Выбрать главу

У меня не хватило духу сказать Эмер Деван, чтобы она садилась на свое помело и отправлялась домой. Легенда была так хороша, что если бы ее не было, ее стоило бы выдумать. Я похлопал старушонку по плечу:

— Что ж, матушка, коли доживем, будете у нас в золоте ходить. А лучше всего — достаньте нам немного травки-очанки, мы ее господину премьер-министру пошлем, пусть-ка натрет себе глаза, да не один, а оба. Я же покамест скажу вам вот что, — повернулся я к мужикам. — Нынче днем я ожидаю из города одного господина, он тут со всем разберется и решит, кого нанимать, а пока что утихомирьтесь.

Я не сомневался, что Рудольф быстро наведет здесь порядок. Голос у него громкий, усы закручены лихо, словом, авторитетная личность, не то что я — размазня да и только. Толпа постепенно рассосалась, лишь кучка баб осталась прохлаждаться на кургане, они расселись в кружок, в центре которого восседала как старейшина Эмер Деван, и открыли диету[144]. Заметив среди прочих повязанных голов алый платок Мари Малярши, я схватил нотариуса за руку и потащил его в заросли кукурузы, словно имея неотложное дело. Усадил я его на те самые кротовые ходы, с которых накануне воспарял поэт.

— Что поделывает юный Бенкоци?

— Взялся за ум, дружище, словно его подменили. Давеча в два счета подсчитал мне всех бешеных собак в округе.

И все-таки мой старый друг выглядел чрезвычайно озабоченным. Он глядел прямо перед собой, упорно о чем-то размышляя, и наконец спросил дрогнувшим голосом, правда ли, что в Семихолмье нашли могилу пращура Арпада?

— Вряд ли. Могилу Арпада, скорее всего, давно уничтожили, попросту не зная, чьи кости раскидывают по ветру.

— Жаль, очень жаль, — опечалился нотариус. — Если б ты нашел Арпада, деревне бы пришлось очень кстати. Дорогу бы проложили железную, шоссе в порядок привели, может, и комитатский центр здесь был бы. Статую бы поставили на Семихолмье…

— На это ушла бы куча денег, дружище. Подумай сам, во что может обойтись бронзовая лошадь.

— Об этом и речи нет, о конной статуе я и не мечтаю, это для скромного сельского нотариуса чересчур. Мне бы и бюста хватило, простого, маленького бюстика. Но уж на это я мог бы рассчитывать: нашли-то его как-никак на моем веку, когда я нотариусом служил. Да и общественную сторону дела тоже из виду упускать нельзя. Последний сельский нотариус, которому памятник поставили, был Янош Арань. Все наше сословие воспрянуло бы духом, кабы узнало, что наверху снова нотариусов признали.

Мы заговорили о положении нотариусов и как раз сошлись на том, что, пока нотариусам не станут платить как следует, толку не будет, когда прибыл Рудольф. Он подъехал на фиакре прямо к нам. (Спасибо, что не на машине.)

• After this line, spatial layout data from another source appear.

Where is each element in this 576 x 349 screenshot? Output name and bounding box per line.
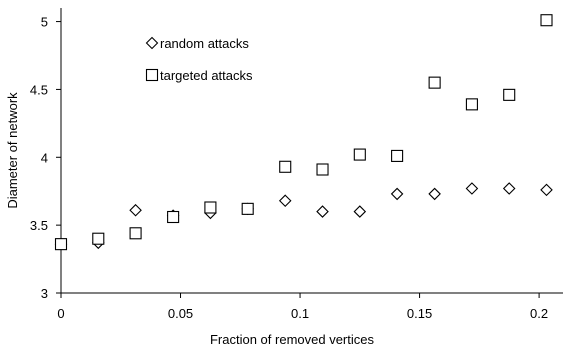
targeted-attack-point xyxy=(279,160,292,173)
targeted-attack-point xyxy=(241,202,254,215)
targeted-attack-point xyxy=(129,227,142,240)
targeted-attack-point xyxy=(353,148,366,161)
targeted-attack-point xyxy=(465,98,478,111)
targeted-attack-point xyxy=(92,232,105,245)
axes xyxy=(60,8,563,294)
targeted-attack-point xyxy=(54,238,68,251)
x-tick-label: 0 xyxy=(57,306,64,321)
y-tick-label: 4 xyxy=(41,150,48,165)
x-tick-label: 0.1 xyxy=(291,306,309,321)
random-attack-point xyxy=(428,187,441,201)
legend: random attacks targeted attacks xyxy=(145,36,253,83)
y-tick-label: 4.5 xyxy=(30,82,48,97)
x-tick-label: 0.2 xyxy=(530,306,548,321)
random-attack-point xyxy=(502,182,516,195)
y-axis-label: Diameter of network xyxy=(5,92,20,209)
random-attack-point xyxy=(390,187,404,201)
legend-label: targeted attacks xyxy=(160,68,253,83)
random-attack-point xyxy=(353,205,367,218)
targeted-attack-point xyxy=(391,149,404,162)
targeted-attack-point xyxy=(540,14,553,27)
y-tick-label: 3 xyxy=(41,286,48,301)
x-axis-label: Fraction of removed vertices xyxy=(210,332,375,347)
targeted-attack-point xyxy=(316,163,329,176)
targeted-attack-point xyxy=(428,76,441,89)
random-attack-point xyxy=(316,205,329,218)
random-attack-point xyxy=(540,183,553,197)
random-attack-point xyxy=(278,194,292,207)
random-attack-point xyxy=(465,182,479,195)
legend-label: random attacks xyxy=(160,36,249,51)
targeted-attack-point xyxy=(503,88,516,101)
targeted-attack-point xyxy=(204,201,217,214)
targeted-attack-point xyxy=(167,210,180,224)
data-points xyxy=(54,14,553,251)
random-attack-point xyxy=(129,203,142,217)
x-tick-label: 0.15 xyxy=(407,306,432,321)
x-tick-label: 0.05 xyxy=(168,306,193,321)
legend-square-icon xyxy=(145,68,159,82)
x-ticks: 0 0.05 0.1 0.15 0.2 xyxy=(57,293,548,321)
y-tick-label: 5 xyxy=(41,15,48,30)
y-tick-label: 3.5 xyxy=(30,218,48,233)
legend-diamond-icon xyxy=(145,36,159,50)
y-ticks: 3 3.5 4 4.5 5 xyxy=(30,15,61,301)
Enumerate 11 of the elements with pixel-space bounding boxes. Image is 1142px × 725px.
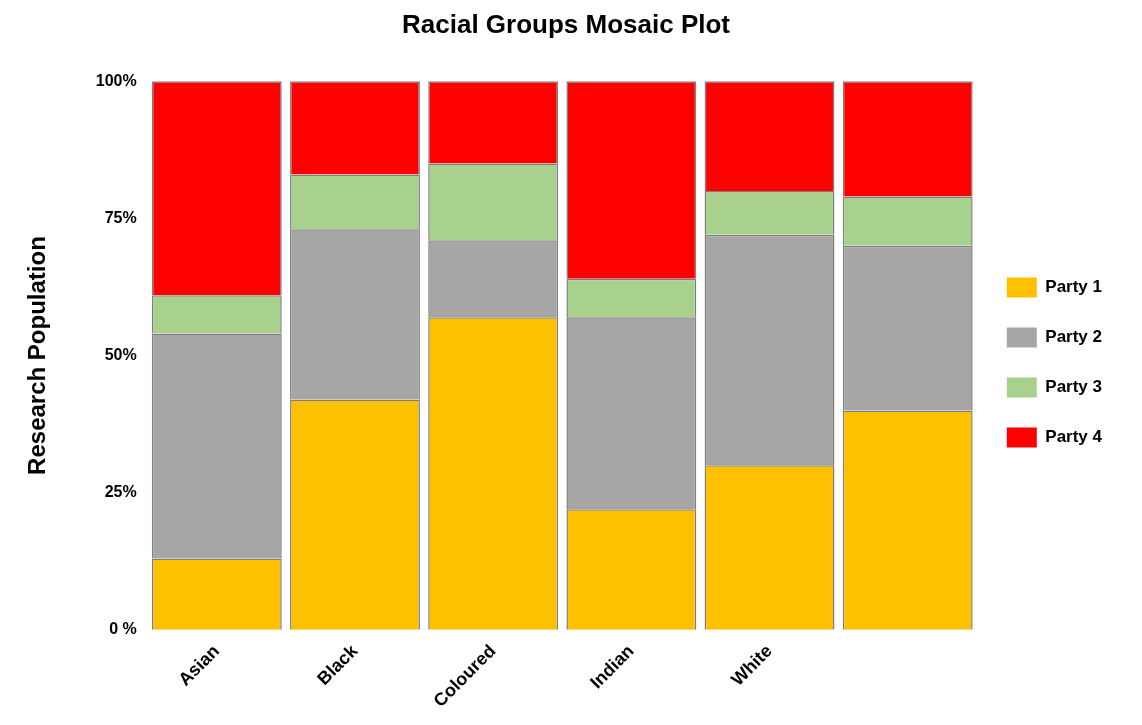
y-tick-label: 25% [104,483,137,501]
legend-label: Party 3 [1045,377,1102,397]
legend-label: Party 4 [1045,427,1103,447]
y-axis-title: Research Population [23,236,51,475]
legend-label: Party 2 [1045,327,1102,347]
y-tick-label: 75% [104,208,137,226]
chart-title: Racial Groups Mosaic Plot [402,8,731,39]
y-tick-label: 100% [95,71,137,89]
legend-label: Party 1 [1045,277,1102,297]
y-tick-label: 0 % [109,620,137,638]
y-tick-label: 50% [104,345,137,363]
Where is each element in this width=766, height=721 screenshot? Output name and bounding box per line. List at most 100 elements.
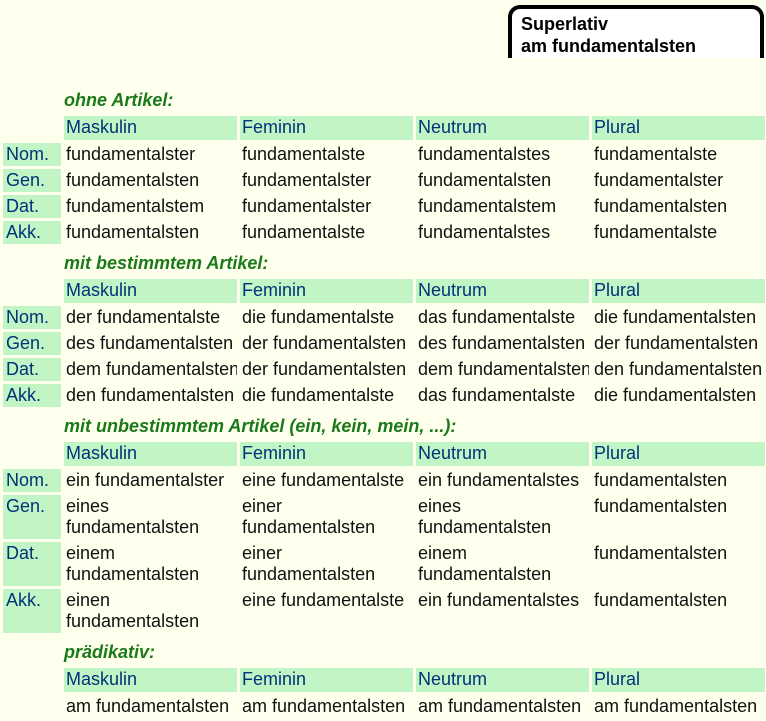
word-form-cell: fundamentalsten: [594, 196, 728, 216]
word-form-cell: die fundamentalsten: [594, 385, 757, 405]
section-ohne-artikel: ohne Artikel: Maskulin Feminin Neutrum Plur…: [0, 90, 766, 247]
word-form-cell: fundamentalsten: [418, 170, 552, 190]
column-header-maskulin: Maskulin: [64, 442, 237, 466]
title-box: Superlativ am fundamentalsten: [508, 5, 764, 58]
word-form-cell: das fundamentalste: [418, 307, 576, 327]
word-form-cell: fundamentalste: [594, 144, 718, 164]
column-header-neutrum: Neutrum: [416, 668, 589, 692]
header-label-spacer: [3, 442, 61, 466]
table-row: Nom. der fundamentalste die fundamentalste…: [3, 306, 765, 329]
word-form-cell: fundamentalsten: [594, 590, 728, 610]
column-header-feminin: Feminin: [240, 442, 413, 466]
column-header-row: Maskulin Feminin Neutrum Plural: [3, 442, 765, 466]
table-row: Akk. einen fundamentalsten eine fundamenta…: [3, 589, 765, 633]
table-row: Gen. des fundamentalsten der fundamentalst…: [3, 332, 765, 355]
column-header-plural: Plural: [592, 279, 765, 303]
case-label: Gen.: [3, 169, 61, 192]
word-form-cell: die fundamentalste: [242, 385, 395, 405]
word-form-cell: des fundamentalsten: [66, 333, 234, 353]
word-form-cell: ein fundamentalstes: [418, 590, 580, 610]
word-form-cell: eine fundamentalste: [242, 470, 405, 490]
word-form-cell: am fundamentalsten: [242, 696, 406, 716]
word-form-cell: eine fundamentalste: [242, 590, 405, 610]
section-heading: prädikativ:: [64, 642, 156, 662]
word-form-cell: fundamentalster: [66, 144, 196, 164]
case-label: Akk.: [3, 384, 61, 407]
case-label: Gen.: [3, 495, 61, 539]
declension-table: Maskulin Feminin Neutrum Plural Nom. der fund…: [0, 276, 766, 410]
section-heading: ohne Artikel:: [64, 90, 174, 110]
word-form-cell: die fundamentalste: [242, 307, 395, 327]
table-row: Dat. fundamentalstem fundamentalster fundam…: [3, 195, 765, 218]
section-praedikativ: prädikativ: Maskulin Feminin Neutrum Plural…: [0, 642, 766, 721]
column-header-neutrum: Neutrum: [416, 279, 589, 303]
word-form-cell: der fundamentalsten: [594, 333, 759, 353]
word-form-cell: fundamentalste: [242, 222, 366, 242]
header-label-spacer: [3, 668, 61, 692]
word-form-cell: fundamentalsten: [66, 222, 200, 242]
word-form-cell: fundamentalster: [594, 170, 724, 190]
section-heading: mit unbestimmtem Artikel (ein, kein, mei…: [64, 416, 457, 436]
word-form-cell: ein fundamentalstes: [418, 470, 580, 490]
case-label: Akk.: [3, 221, 61, 244]
column-header-maskulin: Maskulin: [64, 279, 237, 303]
word-form-cell: fundamentalsten: [66, 170, 200, 190]
word-form-cell: einem fundamentalsten: [66, 543, 200, 584]
column-header-neutrum: Neutrum: [416, 442, 589, 466]
word-form-cell: fundamentalster: [242, 170, 372, 190]
word-form-cell: fundamentalste: [594, 222, 718, 242]
column-header-row: Maskulin Feminin Neutrum Plural: [3, 668, 765, 692]
word-form-cell: das fundamentalste: [418, 385, 576, 405]
case-label: Dat.: [3, 358, 61, 381]
word-form-cell: eines fundamentalsten: [66, 496, 200, 537]
table-row: Dat. einem fundamentalsten einer fundament…: [3, 542, 765, 586]
word-form-cell: fundamentalsten: [594, 496, 728, 516]
word-form-cell: fundamentalstem: [418, 196, 557, 216]
table-row: Dat. dem fundamentalsten der fundamentalst…: [3, 358, 765, 381]
word-form-cell: fundamentalster: [242, 196, 372, 216]
case-label: Gen.: [3, 332, 61, 355]
case-label: Akk.: [3, 589, 61, 633]
declension-table: Maskulin Feminin Neutrum Plural Nom. fundamen…: [0, 113, 766, 247]
table-row: Nom. ein fundamentalster eine fundamentals…: [3, 469, 765, 492]
word-form-cell: einen fundamentalsten: [66, 590, 200, 631]
word-form-cell: einem fundamentalsten: [418, 543, 552, 584]
word-form-cell: fundamentalsten: [594, 543, 728, 563]
word-form-cell: fundamentalstes: [418, 144, 551, 164]
case-label: Nom.: [3, 143, 61, 166]
word-form-cell: einer fundamentalsten: [242, 543, 376, 584]
word-form-cell: des fundamentalsten: [418, 333, 586, 353]
word-form-cell: den fundamentalsten: [594, 359, 763, 379]
case-label: Dat.: [3, 542, 61, 586]
word-form-cell: am fundamentalsten: [418, 696, 582, 716]
column-header-feminin: Feminin: [240, 116, 413, 140]
word-form-cell: der fundamentalsten: [242, 359, 407, 379]
word-form-cell: fundamentalstes: [418, 222, 551, 242]
column-header-row: Maskulin Feminin Neutrum Plural: [3, 116, 765, 140]
case-label: Dat.: [3, 195, 61, 218]
word-form-cell: den fundamentalsten: [66, 385, 235, 405]
word-form-cell: einer fundamentalsten: [242, 496, 376, 537]
header-label-spacer: [3, 279, 61, 303]
word-form-cell: dem fundamentalsten: [66, 359, 237, 379]
word-form-cell: fundamentalsten: [594, 470, 728, 490]
declension-table: Maskulin Feminin Neutrum Plural Nom. ein fund…: [0, 439, 766, 636]
word-form-cell: der fundamentalste: [66, 307, 221, 327]
table-row: Nom. fundamentalster fundamentalste fundame…: [3, 143, 765, 166]
empty-label-cell: [3, 695, 61, 718]
column-header-plural: Plural: [592, 668, 765, 692]
word-form-cell: fundamentalste: [242, 144, 366, 164]
header-label-spacer: [3, 116, 61, 140]
column-header-feminin: Feminin: [240, 668, 413, 692]
column-header-plural: Plural: [592, 116, 765, 140]
word-form-cell: fundamentalstem: [66, 196, 205, 216]
section-heading: mit bestimmtem Artikel:: [64, 253, 269, 273]
title-line-2: am fundamentalsten: [521, 36, 697, 56]
section-mit-bestimmtem-artikel: mit bestimmtem Artikel: Maskulin Feminin N…: [0, 253, 766, 410]
word-form-cell: am fundamentalsten: [594, 696, 758, 716]
table-row: Gen. eines fundamentalsten einer fundament…: [3, 495, 765, 539]
title-line-1: Superlativ: [521, 14, 609, 34]
column-header-row: Maskulin Feminin Neutrum Plural: [3, 279, 765, 303]
table-row: Gen. fundamentalsten fundamentalster fundam…: [3, 169, 765, 192]
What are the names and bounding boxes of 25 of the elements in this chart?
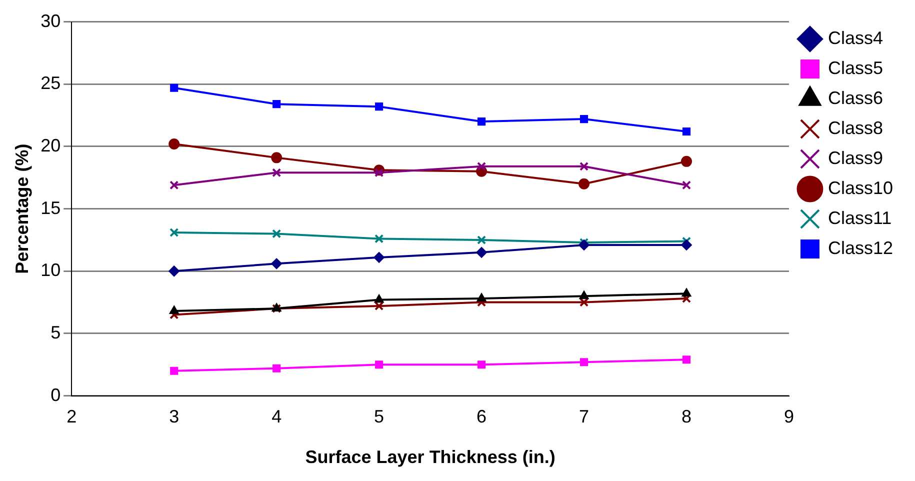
x-tick-label: 2 [66,406,77,427]
legend-label: Class10 [828,178,893,198]
y-tick-label: 15 [40,198,61,218]
x-tick-label: 9 [784,406,794,427]
y-tick-label: 10 [40,260,61,280]
x-axis-title: Surface Layer Thickness (in.) [305,447,556,468]
x-tick-label: 5 [374,406,384,427]
legend-label: Class8 [828,118,883,138]
y-tick-label: 5 [50,322,61,342]
legend-label: Class4 [828,28,883,48]
legend-label: Class12 [828,238,893,258]
y-tick-label: 25 [40,73,61,94]
x-tick-label: 7 [579,406,590,427]
legend-label: Class9 [828,148,883,168]
x-tick-label: 8 [681,406,692,427]
legend-label: Class5 [828,58,883,78]
x-tick-label: 3 [169,406,180,427]
x-tick-label: 6 [476,406,487,427]
y-tick-label: 20 [40,135,61,156]
x-tick-label: 4 [272,406,282,427]
legend-label: Class11 [828,208,892,228]
legend-label: Class6 [828,88,883,108]
y-tick-label: 30 [40,10,61,31]
y-tick-label: 0 [50,384,61,405]
y-axis-title: Percentage (%) [12,144,32,274]
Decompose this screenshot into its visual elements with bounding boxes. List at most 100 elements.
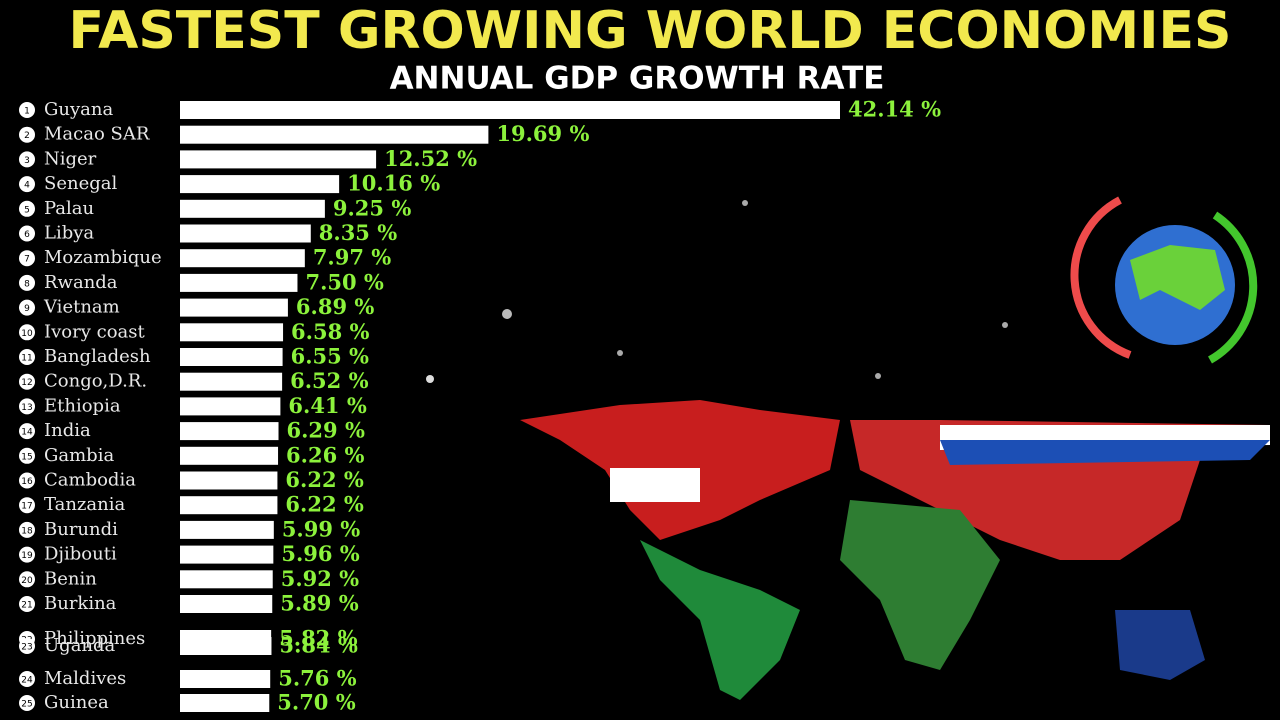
category-label: Burkina [44, 593, 117, 614]
rank-label: 3 [24, 156, 30, 166]
rank-label: 4 [24, 181, 30, 191]
rank-label: 15 [21, 452, 32, 462]
bars: 1 Guyana 42.14 % 2 Macao SAR 19.69 % 3 Niger 12.… [19, 97, 941, 715]
category-label: Rwanda [44, 272, 118, 293]
bar [180, 397, 281, 416]
rank-label: 12 [21, 378, 32, 388]
rank-label: 23 [21, 643, 32, 653]
value-label: 6.89 % [296, 294, 374, 319]
rank-label: 7 [24, 255, 30, 265]
bar [180, 150, 377, 169]
category-label: Cambodia [44, 470, 136, 491]
chart-title: FASTEST GROWING WORLD ECONOMIES [69, 1, 1232, 61]
rank-label: 14 [21, 428, 33, 438]
rank-badge [19, 373, 35, 390]
bar [180, 637, 272, 655]
value-label: 6.55 % [291, 344, 369, 369]
bar [180, 125, 489, 144]
chart-subtitle: ANNUAL GDP GROWTH RATE [390, 61, 885, 97]
rank-label: 18 [21, 526, 33, 536]
bar [180, 224, 311, 243]
value-label: 12.52 % [384, 146, 477, 171]
rank-label: 1 [24, 107, 30, 117]
value-label: 5.89 % [280, 591, 358, 616]
rank-badge [19, 200, 35, 217]
category-label: Senegal [44, 173, 117, 194]
value-label: 42.14 % [848, 97, 941, 122]
rank-label: 16 [21, 477, 33, 487]
rank-label: 17 [21, 502, 32, 512]
rank-label: 25 [21, 700, 32, 710]
rank-badge [19, 695, 35, 711]
category-label: Gambia [44, 445, 114, 466]
bar [180, 670, 271, 688]
bar [180, 694, 270, 712]
rank-badge [19, 324, 35, 341]
rank-label: 2 [24, 131, 30, 141]
value-label: 7.97 % [313, 245, 391, 270]
category-label: Guyana [44, 99, 113, 120]
rank-badge [19, 447, 35, 464]
rank-label: 10 [21, 329, 33, 339]
rank-badge [19, 423, 35, 440]
category-label: Mozambique [44, 247, 162, 268]
category-label: Tanzania [44, 494, 125, 515]
value-label: 5.92 % [281, 566, 359, 591]
rank-badge [19, 151, 35, 168]
category-label: Bangladesh [44, 346, 151, 367]
value-label: 5.99 % [282, 516, 360, 541]
bar [180, 298, 288, 317]
bar [180, 101, 840, 119]
category-label: Maldives [44, 668, 126, 689]
bar [180, 422, 279, 441]
bar [180, 570, 273, 589]
value-label: 6.26 % [286, 442, 364, 467]
rank-badge [19, 349, 35, 365]
rank-label: 13 [21, 403, 32, 413]
category-label: Benin [44, 568, 97, 589]
bar [180, 471, 278, 490]
value-label: 6.41 % [288, 393, 366, 418]
category-label: Djibouti [44, 544, 117, 565]
category-label: Libya [44, 223, 94, 244]
bar [180, 595, 273, 613]
bar [180, 372, 283, 391]
value-label: 6.29 % [287, 418, 365, 443]
category-label: Congo,D.R. [44, 371, 147, 392]
value-label: 6.58 % [291, 319, 369, 344]
category-label: Ethiopia [44, 395, 121, 416]
category-label: Niger [44, 148, 97, 169]
bar [180, 446, 279, 465]
category-label: Guinea [44, 692, 109, 713]
category-label: Burundi [44, 519, 118, 540]
value-label: 5.96 % [281, 541, 359, 566]
category-label: Palau [44, 198, 94, 219]
rank-badge [19, 497, 35, 514]
value-label: 5.76 % [278, 666, 356, 691]
rank-badge [19, 671, 35, 687]
value-label: 5.84 % [279, 633, 357, 658]
bar [180, 273, 298, 292]
world-map [520, 400, 1270, 700]
rank-badge [19, 638, 35, 654]
bar [180, 520, 274, 539]
globe-icon [1070, 196, 1258, 364]
value-label: 8.35 % [319, 220, 397, 245]
value-label: 6.52 % [290, 368, 368, 393]
rank-label: 11 [21, 354, 32, 364]
bar [180, 175, 340, 194]
rank-badge [19, 546, 35, 563]
rank-badge [19, 250, 35, 267]
rank-label: 24 [21, 676, 33, 686]
rank-label: 9 [24, 304, 30, 314]
bar [180, 249, 305, 268]
category-label: India [44, 420, 91, 441]
bar [180, 348, 283, 366]
value-label: 5.70 % [277, 690, 355, 715]
bar [180, 199, 325, 218]
category-label: Vietnam [43, 297, 120, 318]
rank-badge [19, 126, 35, 143]
value-label: 6.22 % [285, 467, 363, 492]
rank-label: 20 [21, 576, 33, 586]
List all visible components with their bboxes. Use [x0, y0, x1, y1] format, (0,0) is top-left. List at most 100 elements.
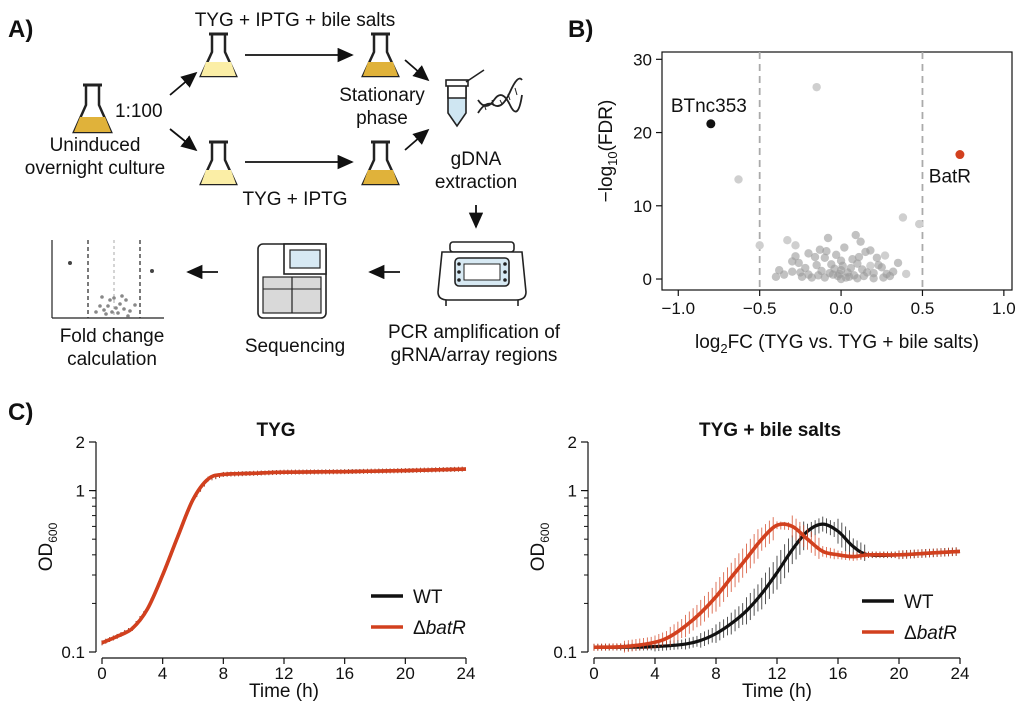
- volcano-point: [872, 253, 882, 262]
- volcano-point: [853, 274, 862, 283]
- highlight-label-batr: BatR: [929, 167, 971, 188]
- volcano-point: [874, 260, 883, 270]
- x-tick-label: −0.5: [743, 299, 777, 318]
- volcano-point: [804, 249, 813, 258]
- mini-volcano-icon: [51, 240, 164, 319]
- x-tick-label: 20: [890, 664, 909, 683]
- foldchange-label-2: calculation: [67, 349, 157, 370]
- condition-bottom-label: TYG + IPTG: [242, 189, 347, 210]
- legend-label-wt: WT: [904, 592, 934, 613]
- volcano-y-axis-label: −log10(FDR): [596, 100, 620, 203]
- y-tick-label: 2: [568, 433, 577, 452]
- volcano-point: [783, 236, 792, 245]
- x-tick-label: 24: [457, 664, 476, 683]
- x-tick-label: 0: [97, 664, 106, 683]
- volcano-point: [869, 274, 878, 283]
- foldchange-label-1: Fold change: [60, 326, 165, 347]
- volcano-point: [804, 270, 813, 279]
- y-tick-label: 20: [633, 124, 652, 143]
- x-tick-label: 20: [396, 664, 415, 683]
- x-axis-label: Time (h): [742, 681, 812, 702]
- sequencing-label: Sequencing: [245, 336, 345, 357]
- flask-uninduced-icon: [72, 83, 113, 134]
- y-tick-label: 30: [633, 50, 652, 69]
- volcano-point: [880, 251, 890, 260]
- flask-bottom-right-icon: [361, 140, 400, 186]
- y-tick-label: 1: [76, 482, 85, 501]
- uninduced-label-1: Uninduced: [50, 135, 141, 156]
- dna-tube-icon: [445, 69, 523, 128]
- x-tick-label: 0: [589, 664, 598, 683]
- y-tick-label: 0: [643, 270, 652, 289]
- stationary-label-1: Stationary: [339, 85, 425, 106]
- volcano-point: [815, 245, 825, 254]
- highlight-point-btnc353: [706, 119, 716, 129]
- dilution-label: 1:100: [115, 101, 163, 122]
- volcano-point: [841, 273, 851, 282]
- x-tick-label: 12: [768, 664, 787, 683]
- volcano-point: [812, 82, 821, 92]
- legend-label-wt: WT: [413, 587, 443, 608]
- volcano-point: [882, 269, 891, 279]
- chart-title: TYG + bile salts: [699, 420, 841, 441]
- gdna-label-1: gDNA: [451, 149, 502, 170]
- volcano-point: [859, 271, 869, 281]
- stationary-label-2: phase: [356, 108, 408, 129]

Нельзя не признать, что юноша был весьма элегантен: желтого цвета сапоги, коричневый бархатный костюм, белый жилет в синий цветочек, а на голове — моя старая шляпа. Шляпную ленту украшали три значка, а отвороты пиджака были прямо-таки нашпигованы самыми яркими из всех эмблем, когда-либо изобретенных революционерами или роялистами, — в последние годы значки эти являли собой едва ли не единственное доказательство процветания венгерской промышленности. (Жаль только, что ряд орфографических ошибок давал скептикам основания утверждать, что большая часть этих значков — австрийского либо чешского производства.) Все эти украшения, надо полагать, были натерты помадой: ни одна напомаженная голова, ни один надушенный ус не испускают такого парикмахерского зловония.

Уже при первом своем появлении Рудольф, безусловно, произвел на присутствующих при сем представительниц местного женского общества впечатление, совершенно неотразимое.

Беседа их разом прекратилась, как только юноша соскочил с подножки и, жестом приказав вознице обождать, пружинистой походкой направился ко мне.

— Ну, что нового дома, Рудольф? — я протянул ему руку. (Его рука была несравненно более ухоженной, нежели моя, любопытно, что до сих пор я этого не замечал; когда поеду за кольцом, загляну заодно к маникюрщику, надеюсь, там не будет слишком много народу, и мне не придется краснеть.)

— Ничего особенного, — ответил Рудольф на нормальном венгерском языке, но, оглянувшись на публику, немедленно сообразил, что изысканный стиль придется в самый раз. — Если не считать собаки, которую я осуществил.

вернуться

144

Диета — венгерское национальное собрание с XIV по XIX в.